I'll take the ternary operator if I need it, thank you very much.

> An additional note on the new features discussed in the
> article. None of these features is really "deep" with
> regard to Python 2.4 semantics. That means each statement
> can be defined perfectly in terms of Python 2.4 without
> adapting any other part of the runtime but the parser /
> code generator. The with-statement is actually defined in
> Python 2.4 terms in PEP 243. The try...except...finally
> unification can be achieved by a "design pattern" using
> only try and except. The send() functionality can be
> achieved using objects for passing values into the
> generator. I guess if there would be less
> NeedForSpeed Python can be stripped down to a small
> kernel language and most features could be recreated using
> a powerfull macro system. Saying this Python starts to
> remind me to some other well known language ;)
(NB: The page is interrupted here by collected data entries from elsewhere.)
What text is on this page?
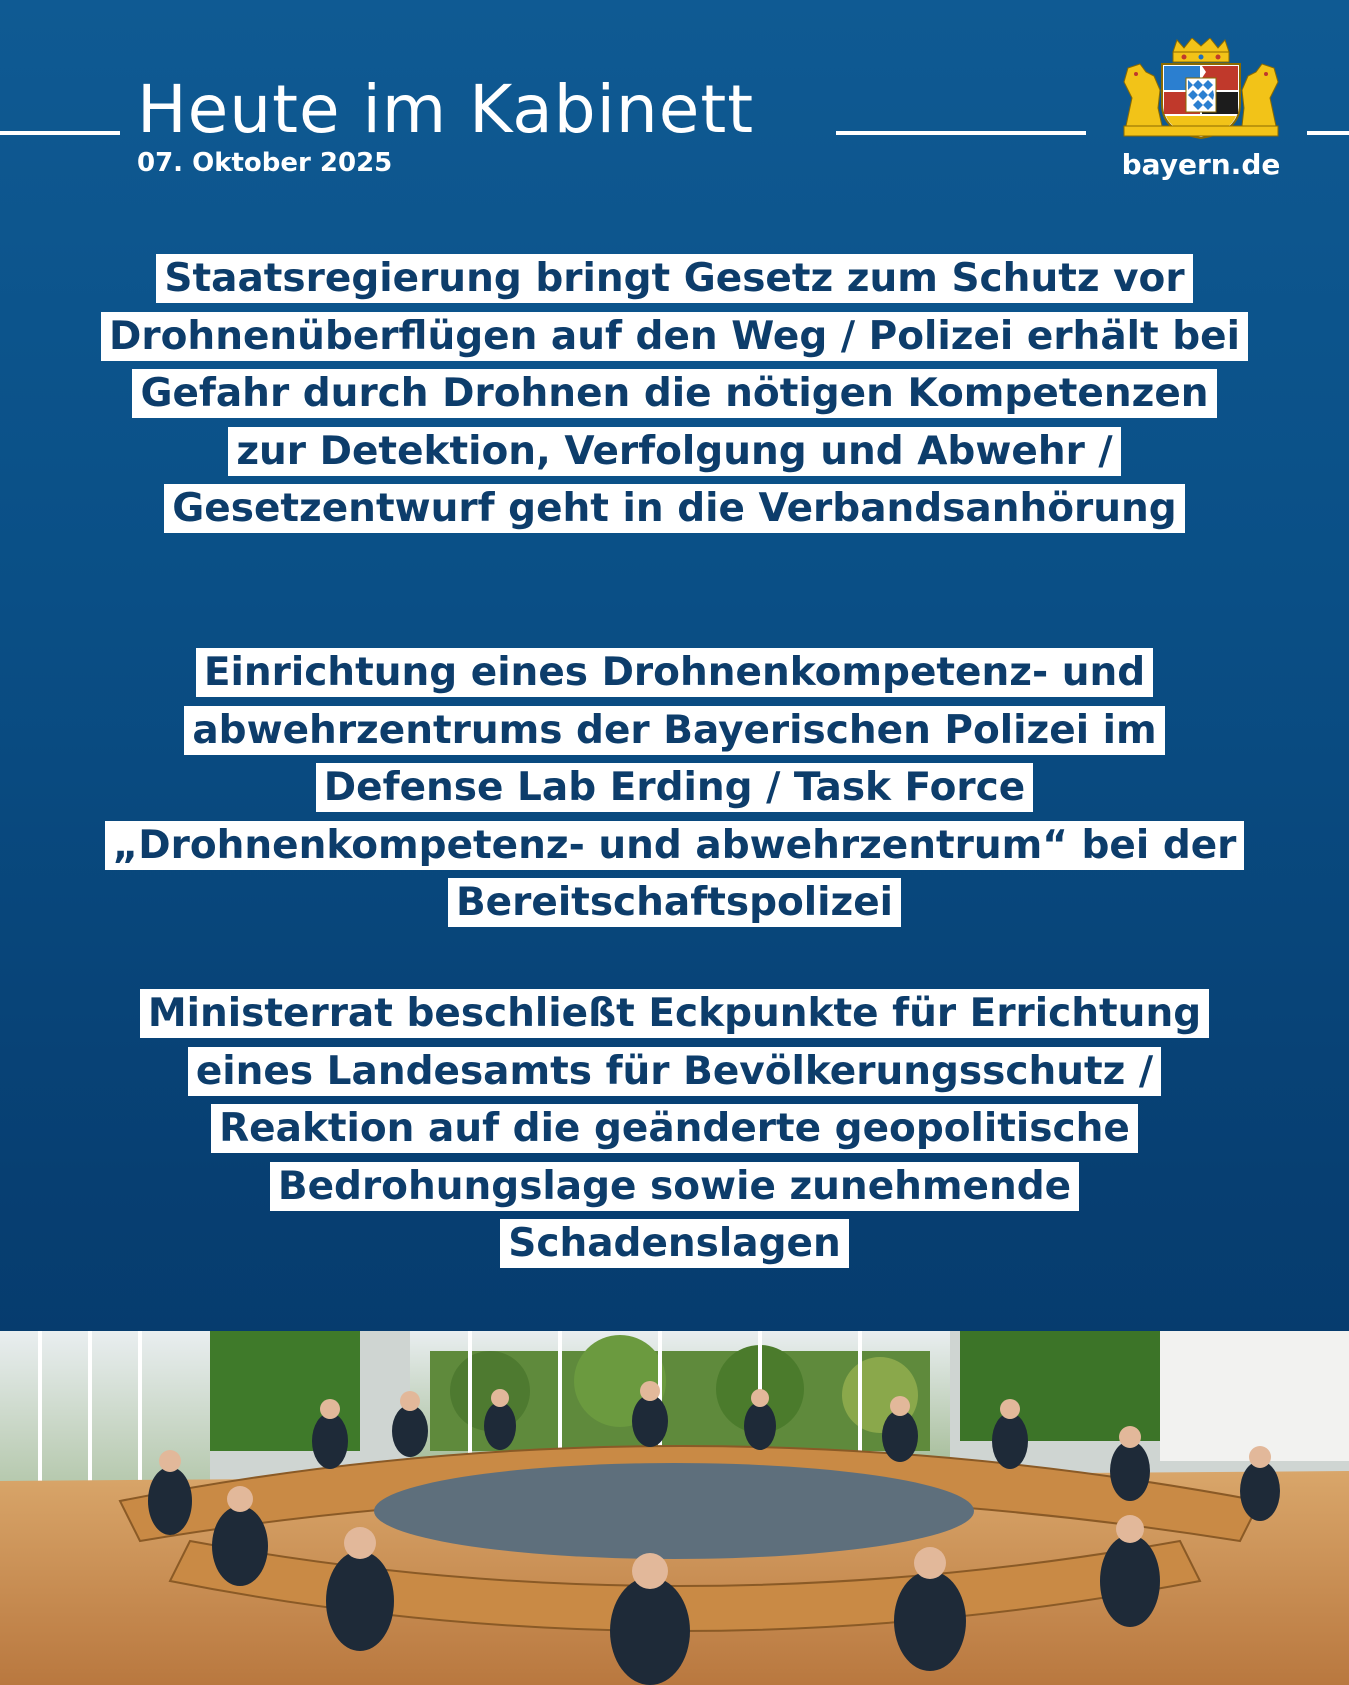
Heute im Kabinett
07. Oktober 2025	bayern.de

Staatsregierung bringt Gesetz zum Schutz vor Drohnenüberflügen auf den Weg / Polizei erhält bei Gefahr durch Drohnen die nötigen Kompetenzen zur Detektion, Verfolgung und Abwehr / Gesetzentwurf geht in die Verbandsanhörung

Einrichtung eines Drohnenkompetenz- und abwehrzentrums der Bayerischen Polizei im Defense Lab Erding / Task Force „Drohnenkompetenz- und abwehrzentrum“ bei der Bereitschaftspolizei

Ministerrat beschließt Eckpunkte für Errichtung eines Landesamts für Bevölkerungsschutz / Reaktion auf die geänderte geopolitische Bedrohungslage sowie zunehmende Schadenslagen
If you want a small kernel language with a powerful macro system, why not just stick with C? Or use scheme or some other lisp dialect?

While all of the things you say are true, what is wrong with improvements along the more shallow end? To take your argument to its completely illogical conclusion, we should all just be flipping bits in microcode.

Personally I'm all for improvements in syntax and writing more compact and readable code. I've heard people say that python 1.5.2 is the "one true python" based on the same types of arguments you just made. I've been mostly happy with most of the additions to python to date.